Channelling 1930’s Fashion
Yesterday, I indulged my mother by watching Nanny McPhee Returns. Although the G-rated audience was populated with petulant children wielding kiddie popcorn combo’s and their parents, I didn’t mind. It’s wonderful to laugh in the presence of little kids. It’s funny to hear them crack up at scenes they believe to be hilarious.
Besides loving the juvenile plot and Emma Thompson, my greatest takeaway was that I was riveted by Maggie Gyllenhaal’s costumes. Riveted. Set in the British countryside during World War 2, there were many terrific looks and styling tricks that I think would translate well for this upcoming Fall. ‘Ladylike’ is going to be big after all.

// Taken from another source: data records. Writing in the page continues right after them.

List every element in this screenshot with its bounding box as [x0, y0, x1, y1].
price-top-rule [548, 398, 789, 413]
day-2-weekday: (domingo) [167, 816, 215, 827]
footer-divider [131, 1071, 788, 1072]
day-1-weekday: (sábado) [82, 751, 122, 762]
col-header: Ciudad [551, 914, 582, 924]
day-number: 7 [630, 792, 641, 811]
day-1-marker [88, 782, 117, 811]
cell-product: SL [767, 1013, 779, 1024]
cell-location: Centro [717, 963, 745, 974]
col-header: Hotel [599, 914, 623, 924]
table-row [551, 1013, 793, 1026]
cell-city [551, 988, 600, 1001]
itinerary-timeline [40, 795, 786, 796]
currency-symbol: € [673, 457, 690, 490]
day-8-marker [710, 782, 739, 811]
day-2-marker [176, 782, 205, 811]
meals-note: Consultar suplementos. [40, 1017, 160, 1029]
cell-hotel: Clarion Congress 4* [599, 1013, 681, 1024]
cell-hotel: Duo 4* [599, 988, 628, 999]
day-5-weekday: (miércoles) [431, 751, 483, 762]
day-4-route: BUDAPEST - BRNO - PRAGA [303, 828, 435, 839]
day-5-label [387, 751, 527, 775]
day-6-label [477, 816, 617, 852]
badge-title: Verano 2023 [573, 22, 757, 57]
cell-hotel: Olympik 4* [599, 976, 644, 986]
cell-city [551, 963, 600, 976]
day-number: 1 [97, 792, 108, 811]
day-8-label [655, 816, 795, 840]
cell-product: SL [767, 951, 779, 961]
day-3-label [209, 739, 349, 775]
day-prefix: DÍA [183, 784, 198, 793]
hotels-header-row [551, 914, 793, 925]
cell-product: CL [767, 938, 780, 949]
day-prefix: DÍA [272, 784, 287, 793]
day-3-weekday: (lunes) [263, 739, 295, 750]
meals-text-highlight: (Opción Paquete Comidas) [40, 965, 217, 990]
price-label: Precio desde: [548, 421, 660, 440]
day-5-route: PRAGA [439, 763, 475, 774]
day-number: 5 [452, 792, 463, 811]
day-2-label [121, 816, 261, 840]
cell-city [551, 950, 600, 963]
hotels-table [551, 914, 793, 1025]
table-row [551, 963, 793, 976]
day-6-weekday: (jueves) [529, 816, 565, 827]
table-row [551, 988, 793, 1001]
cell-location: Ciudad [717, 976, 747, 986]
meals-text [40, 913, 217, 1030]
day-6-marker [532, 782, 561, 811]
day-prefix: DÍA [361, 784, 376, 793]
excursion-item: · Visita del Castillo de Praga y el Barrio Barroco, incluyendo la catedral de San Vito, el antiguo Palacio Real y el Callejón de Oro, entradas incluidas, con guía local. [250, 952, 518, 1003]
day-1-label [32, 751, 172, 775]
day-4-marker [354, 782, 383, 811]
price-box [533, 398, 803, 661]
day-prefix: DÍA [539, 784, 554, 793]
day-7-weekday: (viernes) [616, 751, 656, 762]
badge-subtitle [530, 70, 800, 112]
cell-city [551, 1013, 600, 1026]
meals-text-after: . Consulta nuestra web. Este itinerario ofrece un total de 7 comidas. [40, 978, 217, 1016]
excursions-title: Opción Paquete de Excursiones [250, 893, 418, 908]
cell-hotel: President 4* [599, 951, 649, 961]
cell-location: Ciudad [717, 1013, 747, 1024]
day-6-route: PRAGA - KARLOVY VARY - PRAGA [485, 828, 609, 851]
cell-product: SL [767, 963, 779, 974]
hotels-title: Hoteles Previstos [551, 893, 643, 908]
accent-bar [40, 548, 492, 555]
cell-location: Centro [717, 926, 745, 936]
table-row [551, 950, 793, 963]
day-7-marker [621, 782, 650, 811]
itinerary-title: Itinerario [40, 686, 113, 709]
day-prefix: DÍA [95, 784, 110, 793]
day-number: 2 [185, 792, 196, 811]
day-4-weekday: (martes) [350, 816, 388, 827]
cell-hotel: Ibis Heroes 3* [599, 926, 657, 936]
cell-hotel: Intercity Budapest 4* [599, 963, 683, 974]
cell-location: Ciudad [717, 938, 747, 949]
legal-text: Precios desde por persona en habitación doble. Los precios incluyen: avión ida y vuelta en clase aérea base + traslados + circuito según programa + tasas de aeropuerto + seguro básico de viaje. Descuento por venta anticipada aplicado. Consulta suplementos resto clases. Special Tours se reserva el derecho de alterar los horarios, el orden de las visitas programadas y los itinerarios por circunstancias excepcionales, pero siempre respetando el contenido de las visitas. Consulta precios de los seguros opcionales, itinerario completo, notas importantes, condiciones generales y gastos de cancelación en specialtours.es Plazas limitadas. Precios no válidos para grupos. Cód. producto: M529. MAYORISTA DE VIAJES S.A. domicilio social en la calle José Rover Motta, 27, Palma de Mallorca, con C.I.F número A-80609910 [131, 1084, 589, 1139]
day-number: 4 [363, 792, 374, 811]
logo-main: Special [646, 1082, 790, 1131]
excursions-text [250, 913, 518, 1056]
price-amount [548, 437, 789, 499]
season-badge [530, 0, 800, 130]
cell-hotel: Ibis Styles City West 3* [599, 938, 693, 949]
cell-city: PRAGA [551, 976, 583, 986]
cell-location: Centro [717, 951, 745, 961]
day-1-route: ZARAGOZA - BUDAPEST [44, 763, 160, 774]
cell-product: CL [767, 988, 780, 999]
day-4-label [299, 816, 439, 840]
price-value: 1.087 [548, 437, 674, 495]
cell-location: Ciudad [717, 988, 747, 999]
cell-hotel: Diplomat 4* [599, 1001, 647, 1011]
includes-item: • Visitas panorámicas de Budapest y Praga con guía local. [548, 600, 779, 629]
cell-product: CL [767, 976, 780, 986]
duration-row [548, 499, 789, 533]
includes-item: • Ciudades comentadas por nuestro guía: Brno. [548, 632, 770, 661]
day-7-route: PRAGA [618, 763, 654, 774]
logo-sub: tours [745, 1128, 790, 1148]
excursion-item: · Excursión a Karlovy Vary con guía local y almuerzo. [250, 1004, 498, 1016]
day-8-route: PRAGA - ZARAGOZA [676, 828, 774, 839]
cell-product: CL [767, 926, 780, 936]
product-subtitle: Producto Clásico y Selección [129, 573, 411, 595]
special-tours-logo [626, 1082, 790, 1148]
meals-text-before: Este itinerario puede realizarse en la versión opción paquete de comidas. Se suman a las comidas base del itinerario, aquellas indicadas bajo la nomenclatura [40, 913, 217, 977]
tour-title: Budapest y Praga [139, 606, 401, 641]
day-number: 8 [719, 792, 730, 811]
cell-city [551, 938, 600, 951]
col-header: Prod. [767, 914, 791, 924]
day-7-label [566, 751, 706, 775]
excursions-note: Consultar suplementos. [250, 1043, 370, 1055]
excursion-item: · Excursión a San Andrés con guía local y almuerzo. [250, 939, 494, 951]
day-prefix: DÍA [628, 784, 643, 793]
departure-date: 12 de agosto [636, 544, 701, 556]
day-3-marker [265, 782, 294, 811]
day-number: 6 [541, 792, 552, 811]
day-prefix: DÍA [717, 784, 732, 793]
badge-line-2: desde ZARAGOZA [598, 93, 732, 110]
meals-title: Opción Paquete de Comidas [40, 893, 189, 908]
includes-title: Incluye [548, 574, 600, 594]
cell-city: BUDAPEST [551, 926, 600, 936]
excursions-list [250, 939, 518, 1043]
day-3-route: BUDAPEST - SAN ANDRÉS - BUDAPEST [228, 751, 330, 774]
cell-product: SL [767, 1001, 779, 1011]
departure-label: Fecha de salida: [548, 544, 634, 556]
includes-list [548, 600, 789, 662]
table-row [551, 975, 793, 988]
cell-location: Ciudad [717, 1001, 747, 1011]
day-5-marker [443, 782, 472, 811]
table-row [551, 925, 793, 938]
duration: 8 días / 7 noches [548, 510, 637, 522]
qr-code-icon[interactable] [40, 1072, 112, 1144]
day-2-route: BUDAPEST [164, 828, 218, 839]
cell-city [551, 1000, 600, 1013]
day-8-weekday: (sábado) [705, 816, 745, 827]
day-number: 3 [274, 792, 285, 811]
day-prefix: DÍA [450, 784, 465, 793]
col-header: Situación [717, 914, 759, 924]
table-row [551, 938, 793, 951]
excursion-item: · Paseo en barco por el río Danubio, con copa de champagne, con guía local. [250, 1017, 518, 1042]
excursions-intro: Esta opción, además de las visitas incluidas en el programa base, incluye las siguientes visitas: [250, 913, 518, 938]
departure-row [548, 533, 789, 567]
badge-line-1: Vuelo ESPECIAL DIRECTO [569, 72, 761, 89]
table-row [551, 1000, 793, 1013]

The late 1920-30’s were known for their sleek silhouettes – long, slender and flowy. Madeleine Vionnet, a French designer was reknown for originating the bias cut, cutting fabric on the diagonal to enhance the drapery and shape of a garment. Think early Little Edie at her debutante ball before she went craaaaazy in the film adaptation of Grey Gardens.
While many people were facing a recession, the upper class still subscribed to Vogue and Harper’s Bazaar, wearing the latest fashions. Despite the tumult of the war, there were many great designers that rose to fame during this time such as Coco Chanel and Elsa Schiaparelli. With the beginning of the industrial age and advances in manufacturing began the foundations of today’s sportswear.
Shall you dare to wear a peplum perhaps? A short overskirt often attached to a blazer, blouse or dress. Maybe a chiffon blouse with elaborate bow tie and bishop sleeves? A dress bursting with florals and t-strap pumps? Any which way you go, I support your fashion choice to channel the 1930’s.